Following the release of Tesla’s second quarter vehicle production and delivery report, TSLA bears were quick to point out that the electric car maker’s sales dropped nearly 5% year over year. What was, of course, not mentioned by the company’s critics was the fact that Tesla’s 4.8% YoY decline was largely due to the pandemic, which has ravaged the auto industry as a whole. In the grand scheme of things, Tesla’s nearly 5% drop was tantamount to the electric car maker shrugging off the effects of the coronavirus.
Tesla’s decline in year over year sales was minuscule compared to those experienced by prominent, experienced carmakers like GM, which saw a decline of 34%, and Toyota, whose sales dropped 35%. This was reflected, at least to some degree, by the rise in Tesla stock, which saw a sharp increase since the release of the company’s Q2 delivery and production report. Instead of struggling amidst the outbreak of the coronavirus, Tesla actually seems to be thriving.
Raw sales figures aside, Tesla’s meteoric rise seems to emphasize that in today’s auto industry, innovation is king. Tesla is currently the world’s largest automaker by market cap, far surpassing Toyota, and a notable part of this is due to the company behaving much like a tech company than a traditional carmaker. The auto industry, after all, does not tend to innovate fast, with companies usually moving at a snail’s pace when it comes to improvements to its vehicles.
Tesla’s electric vehicles, while already equipped with a healthy amount of features, are bound to get better over time, thanks to constant over the air updates. This has become even more prominent in recent years, especially following the company’s decision to make basic Autopilot standard for all its vehicles save for the $35,000 Standard Range Model 3. Such a strategy all but ensured that every Tesla owner would experience having a vehicle that improves over time.
As noted in a Forbes article by tech veteran Enrique Dans, Tesla has now become the gold standard for the auto industry, which has long been used to a deliberate pace of innovation. The most notable example of this is the Tesla Model S, the electric car maker’s first vehicle that it designed from the ground up. Eight years since its initial release, the Model S is still breaking records, standing as the first and only electric vehicle with an EPA range of over 400 miles.

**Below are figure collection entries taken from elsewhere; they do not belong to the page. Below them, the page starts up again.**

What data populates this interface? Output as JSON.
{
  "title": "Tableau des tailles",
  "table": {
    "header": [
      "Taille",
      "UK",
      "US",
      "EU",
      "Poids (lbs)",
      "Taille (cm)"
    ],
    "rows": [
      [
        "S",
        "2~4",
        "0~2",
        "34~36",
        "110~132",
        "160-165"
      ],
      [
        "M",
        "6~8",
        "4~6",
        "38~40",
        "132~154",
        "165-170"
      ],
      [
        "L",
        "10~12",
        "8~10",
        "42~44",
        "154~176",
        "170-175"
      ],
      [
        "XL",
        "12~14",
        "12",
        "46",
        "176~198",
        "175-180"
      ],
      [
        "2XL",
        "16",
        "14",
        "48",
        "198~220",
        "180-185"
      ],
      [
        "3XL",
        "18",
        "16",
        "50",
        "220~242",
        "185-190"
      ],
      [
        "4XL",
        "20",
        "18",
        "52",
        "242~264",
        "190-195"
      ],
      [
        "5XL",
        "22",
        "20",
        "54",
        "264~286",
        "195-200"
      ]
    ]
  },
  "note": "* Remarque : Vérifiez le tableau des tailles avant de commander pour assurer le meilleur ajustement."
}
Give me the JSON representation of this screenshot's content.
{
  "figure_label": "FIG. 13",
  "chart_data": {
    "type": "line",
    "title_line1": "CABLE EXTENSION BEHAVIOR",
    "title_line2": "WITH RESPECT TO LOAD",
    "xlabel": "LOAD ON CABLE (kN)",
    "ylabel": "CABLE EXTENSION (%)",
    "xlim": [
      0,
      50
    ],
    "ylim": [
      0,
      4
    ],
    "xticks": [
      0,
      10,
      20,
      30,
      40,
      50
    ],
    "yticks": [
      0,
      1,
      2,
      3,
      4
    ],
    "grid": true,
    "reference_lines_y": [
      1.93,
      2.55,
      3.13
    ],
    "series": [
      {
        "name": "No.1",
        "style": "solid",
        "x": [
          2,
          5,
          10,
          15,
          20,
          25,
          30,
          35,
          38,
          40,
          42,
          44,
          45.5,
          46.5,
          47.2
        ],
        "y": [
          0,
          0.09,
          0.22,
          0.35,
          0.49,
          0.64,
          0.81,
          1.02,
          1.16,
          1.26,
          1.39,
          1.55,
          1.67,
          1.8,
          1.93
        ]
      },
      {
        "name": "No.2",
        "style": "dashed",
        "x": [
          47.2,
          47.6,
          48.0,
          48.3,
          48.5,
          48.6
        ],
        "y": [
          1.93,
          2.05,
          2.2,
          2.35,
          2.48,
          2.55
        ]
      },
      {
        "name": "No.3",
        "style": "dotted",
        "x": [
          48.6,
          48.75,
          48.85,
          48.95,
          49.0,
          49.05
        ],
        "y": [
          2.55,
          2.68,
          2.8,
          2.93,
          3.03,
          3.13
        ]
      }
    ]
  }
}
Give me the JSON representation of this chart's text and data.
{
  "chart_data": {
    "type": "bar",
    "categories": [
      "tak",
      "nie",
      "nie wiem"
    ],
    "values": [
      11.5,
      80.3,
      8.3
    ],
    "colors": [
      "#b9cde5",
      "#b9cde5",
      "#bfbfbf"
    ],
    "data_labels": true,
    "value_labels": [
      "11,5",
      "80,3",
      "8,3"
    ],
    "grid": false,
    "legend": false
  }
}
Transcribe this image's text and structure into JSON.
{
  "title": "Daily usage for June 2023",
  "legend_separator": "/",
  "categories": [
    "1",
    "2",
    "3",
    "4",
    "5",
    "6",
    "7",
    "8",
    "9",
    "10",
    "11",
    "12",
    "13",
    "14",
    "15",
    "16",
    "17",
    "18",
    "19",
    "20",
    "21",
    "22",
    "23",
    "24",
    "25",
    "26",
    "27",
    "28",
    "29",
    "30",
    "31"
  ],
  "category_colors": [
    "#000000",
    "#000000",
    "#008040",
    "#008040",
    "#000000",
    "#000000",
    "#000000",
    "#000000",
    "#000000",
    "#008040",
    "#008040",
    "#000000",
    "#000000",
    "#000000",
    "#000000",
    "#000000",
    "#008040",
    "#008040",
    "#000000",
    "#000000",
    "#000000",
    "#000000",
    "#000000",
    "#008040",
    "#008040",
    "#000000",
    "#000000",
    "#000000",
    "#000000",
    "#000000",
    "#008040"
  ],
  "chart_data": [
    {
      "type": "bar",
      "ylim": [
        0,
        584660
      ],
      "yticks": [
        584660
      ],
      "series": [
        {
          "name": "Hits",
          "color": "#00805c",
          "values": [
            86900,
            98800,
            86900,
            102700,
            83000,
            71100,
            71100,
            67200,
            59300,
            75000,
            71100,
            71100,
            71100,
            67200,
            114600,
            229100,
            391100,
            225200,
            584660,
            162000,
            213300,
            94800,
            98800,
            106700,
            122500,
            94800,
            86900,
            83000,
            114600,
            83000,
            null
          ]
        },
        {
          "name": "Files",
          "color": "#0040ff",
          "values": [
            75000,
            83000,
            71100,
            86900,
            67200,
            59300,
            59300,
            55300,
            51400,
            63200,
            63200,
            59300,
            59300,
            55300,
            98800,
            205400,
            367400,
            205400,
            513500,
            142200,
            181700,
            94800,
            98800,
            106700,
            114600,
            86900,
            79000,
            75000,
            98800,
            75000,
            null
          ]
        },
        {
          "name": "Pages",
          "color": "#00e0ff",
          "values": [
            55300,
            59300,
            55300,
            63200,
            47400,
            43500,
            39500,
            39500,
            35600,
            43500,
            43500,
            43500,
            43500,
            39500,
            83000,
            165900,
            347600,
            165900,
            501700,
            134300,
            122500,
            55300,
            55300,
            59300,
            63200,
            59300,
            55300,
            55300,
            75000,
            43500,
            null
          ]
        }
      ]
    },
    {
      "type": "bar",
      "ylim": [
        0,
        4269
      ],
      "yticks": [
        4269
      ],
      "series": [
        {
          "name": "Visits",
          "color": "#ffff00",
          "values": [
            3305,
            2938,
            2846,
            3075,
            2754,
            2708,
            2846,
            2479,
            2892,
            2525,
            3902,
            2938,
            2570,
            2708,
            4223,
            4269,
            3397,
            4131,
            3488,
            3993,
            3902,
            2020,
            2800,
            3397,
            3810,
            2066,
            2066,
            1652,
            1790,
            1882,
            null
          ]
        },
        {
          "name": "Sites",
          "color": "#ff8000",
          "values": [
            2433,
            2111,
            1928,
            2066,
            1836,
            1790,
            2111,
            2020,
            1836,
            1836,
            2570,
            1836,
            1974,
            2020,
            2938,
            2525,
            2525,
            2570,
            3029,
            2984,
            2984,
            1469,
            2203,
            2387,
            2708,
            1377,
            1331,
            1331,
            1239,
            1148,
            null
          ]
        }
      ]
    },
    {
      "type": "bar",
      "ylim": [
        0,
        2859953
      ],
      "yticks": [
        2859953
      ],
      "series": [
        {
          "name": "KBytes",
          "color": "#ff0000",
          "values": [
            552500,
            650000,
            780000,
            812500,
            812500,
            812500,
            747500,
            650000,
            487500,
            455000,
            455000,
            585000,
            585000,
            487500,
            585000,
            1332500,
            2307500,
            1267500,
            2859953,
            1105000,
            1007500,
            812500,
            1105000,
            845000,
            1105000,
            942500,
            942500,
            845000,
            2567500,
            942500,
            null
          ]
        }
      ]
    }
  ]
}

It is pertinent to note that consumers by nature are drawn to superior products. This is one of the reasons why Apple and its iPhone ultimately crushed the mobile phone titans of its time from companies like Nokia and BlackBerry. Cars are also high ticket items, which means that consumers will likely opt for vehicles that provide the most features and performance within their budget. Tesla’s Model 3 and Model Y are two of these vehicles, as they offer an experience that is notably different, and perhaps even better, than those provided by similarly priced gas powered cars.
Elon Musk previously noted that it’s insane to buy something else other than a Tesla. The statement then seemed like the overly optimistic proclamations of a CEO standing by the value of his company’s products. Yet as demand for the Model 3 is maintained and as demand for the Model Y increases, and as the company shrugs off what could very well be the worst pandemic in decades, it is starting to appear like Elon Musk may not be exaggerating at all.